The bar is dim and too hot and smells like beer. Dover loves it because he knows he’ll remember it. Some moments are like that, the fog clears, and the image crystallizes, and everything becomes a memory. It’s less a karaoke bar and more a bar that owns a karaoke machine, but Dover isn’t complaining. Neither are the girls, who go in search of a booth while Tyler and he get drinks.

The bartender takes their orders and three more before turning around to get the drinks. Dover admires the short-term memories of service industry employees. He frequently has to write notes on his hands to remember things like groceries or which book he needs from the library. He wonders how much his phone is responsible for his deteriorating mental capabilities. Or everyone else’s for that matter. His eyes fix for a moment on the bar’s mounted TV, tuned to a 24 hour news station. News coverage these days tends to make Dover nauseous, so instead he looks at Tyler look at girls. The bar is not so crowded that it’s impossible to see, and Tyler is taking advantage of this with the obviousness of someone on his second bar of the night.

Before their drinks come Tyler turns to Dover and says, “Do you think Rebecca would fuck me?”

Dover hesitates. The beers arrive, and he gratefully takes a drink. “I don’t know. She seems nice.”

“Come on, man, be honest.”

“I- I don’t know. What kind of question is that?”
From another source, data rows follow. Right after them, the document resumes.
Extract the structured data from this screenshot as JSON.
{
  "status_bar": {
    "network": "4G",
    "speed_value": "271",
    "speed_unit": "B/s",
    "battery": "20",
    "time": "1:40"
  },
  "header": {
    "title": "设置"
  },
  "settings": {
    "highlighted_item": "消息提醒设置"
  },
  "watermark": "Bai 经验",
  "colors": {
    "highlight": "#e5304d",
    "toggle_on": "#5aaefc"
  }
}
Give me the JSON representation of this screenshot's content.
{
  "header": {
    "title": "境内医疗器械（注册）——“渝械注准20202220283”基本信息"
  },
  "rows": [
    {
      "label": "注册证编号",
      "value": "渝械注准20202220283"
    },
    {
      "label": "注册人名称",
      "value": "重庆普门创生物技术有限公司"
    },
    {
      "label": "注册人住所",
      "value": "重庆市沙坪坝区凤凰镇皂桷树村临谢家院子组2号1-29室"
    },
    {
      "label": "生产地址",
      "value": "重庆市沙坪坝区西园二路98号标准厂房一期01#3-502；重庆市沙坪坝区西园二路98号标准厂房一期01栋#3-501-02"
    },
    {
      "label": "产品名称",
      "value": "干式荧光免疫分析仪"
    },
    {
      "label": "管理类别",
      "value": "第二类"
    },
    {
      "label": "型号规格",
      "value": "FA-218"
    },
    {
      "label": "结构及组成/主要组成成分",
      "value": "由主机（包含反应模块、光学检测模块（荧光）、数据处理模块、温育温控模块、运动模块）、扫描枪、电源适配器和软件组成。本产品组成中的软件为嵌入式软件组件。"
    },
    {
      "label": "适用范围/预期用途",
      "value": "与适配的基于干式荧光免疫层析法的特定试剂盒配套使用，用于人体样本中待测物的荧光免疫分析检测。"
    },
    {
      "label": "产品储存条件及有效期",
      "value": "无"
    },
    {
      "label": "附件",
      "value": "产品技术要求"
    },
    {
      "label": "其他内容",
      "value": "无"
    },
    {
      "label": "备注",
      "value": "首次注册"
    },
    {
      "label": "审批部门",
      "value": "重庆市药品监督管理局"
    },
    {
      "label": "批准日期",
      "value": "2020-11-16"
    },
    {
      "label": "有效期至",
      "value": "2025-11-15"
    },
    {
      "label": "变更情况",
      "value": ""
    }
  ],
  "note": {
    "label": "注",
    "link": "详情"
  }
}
“I think I’m gonna fuck her. What about you? Are you fucking Ashley again?”

At this point Dover would rather face the newscaster. “We should get over there.”

“Sure, sure,” says Tyler, following him deeper into the bar, where the girls have secured a place, “but are you fucking her?”

Even the previous bar’s drinking hadn’t loosened Dover enough for this. He makes a quick dive for the booth, skids into a spot beside Ashley, and hands her a beer. Tyler takes a place next to Rebecca, and Dover can’t help but notice how smoothly he drapes his arm along the back of the booth. Tyler drops his questioning as the girls absorb them into the table discussion.

“So, Dover,” Rebecca says, “what did you guys go score out back?”

He feigns innocence, but Ashley smacks his arm. “We aren’t stupid. Come on, guys.”

“Acid.” Tyler is grinning like it’s the first time he’s sneaking out of his house as a teenager.

“No fucking way,” Rebecca says. Her eyes are wide and fixed on Dover. “You don’t strike me as the type.”

Dover shrugs and mumbles, “I’m curious,” from around the mouth of his bottle. The beer here is better than at Third Door.

Rebecca’s laughing, but Ashley looks concerned. “Is it safe?”

“Oh yeah,” Tyler jumps in, “Sam’s a good guy. I trust his stuff.”

“It’s from fucking Sam?”

“Who’s Sam?” Rebecca asks.

Dover answers, “Some steampunk cosplayer Tyler had a class with last semester.”

“He’s a freak,” Ashley says.

“He just takes the cosplaying seriously.” Dover doesn’t know why he’s defending Sam.

“How seriously?”

Tyler moves himself in closer to Rebecca as he says, “He’s never out of costume, and he usually speaks in character.”

“What’s he studying?”

“Fuck if I know. We just got to talking about drugs in class one day.”

“The steampunk thing doesn’t get in the way of the drug thing?”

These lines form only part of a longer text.